The reason this angers me so much is that our schools funding emergency is a political choice. The latest estimate from the National Education Union is that it would cost about £2.2 billion to bring the main three blocks of the national funding formula back up to 2015 levels. Instead, the Government have spent more than half that money on increasing the higher rate threshold for income tax, so that people like us here in Parliament get a tax cut of more than £500 per year, even though we Lib Dems voted against the tax cuts for ourselves. This just goes to show the very wrong choices that this Government are making. The Liberal Democrats committed to reversing school cuts at the last general election and we will do so again at the next one, but the longer the Government wait, the more teachers and parents will vote with their feet and they will probably do so in the local elections on 2 May.

I want to make one special plea today, and it is one that has been echoed across the Chamber. The Government must provide an immediate funding boost for pupils with special educational needs. They are on the front- line of our schools funding emergency. The high-needs budget is not keeping up with the rise in SEND pupil numbers. In Bath and North East Somerset, the high-needs budget is worth about £21,000 for each child with an education, health and care plan, but that is £1,600 less in real terms than in 2015. We are more than £1.8 million short of what we need just to tread water, and this is for children with the most complex special needs. Support for those who do not meet the threshold for an EHCP must be paid out of the squeezed local authority schools budget.

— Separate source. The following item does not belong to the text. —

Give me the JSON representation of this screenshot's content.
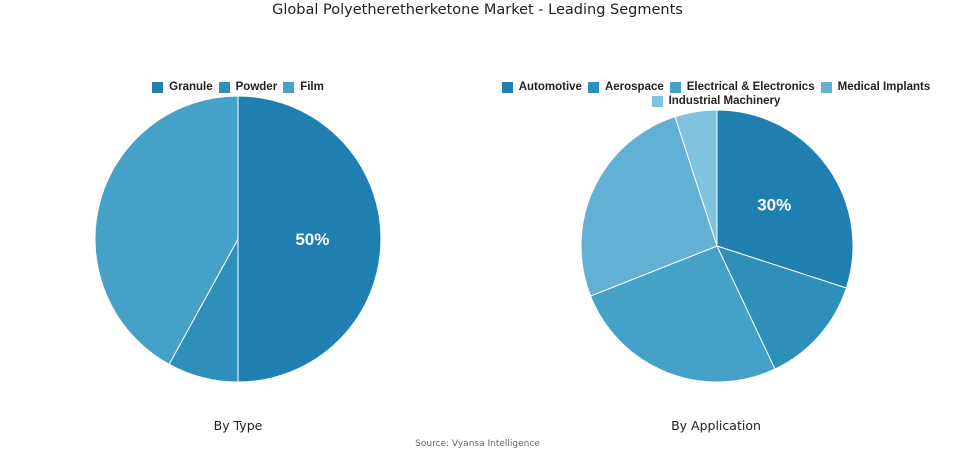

The Minister must consider providing additional money in the national funding formula to cover some of the costs that schools are currently paying—usually £6,000—as their contribution towards an education, health and care plan. That way, we could free up schools’ budgets to provide in-school support for children with additional needs who do not usually qualify for an EHCP, such as pupils with dyslexia or high-functioning autism. I urge the Government to end this funding emergency, so that schools and colleges, and particularly pupils with SEND, can have the money that they so desperately need and deserve.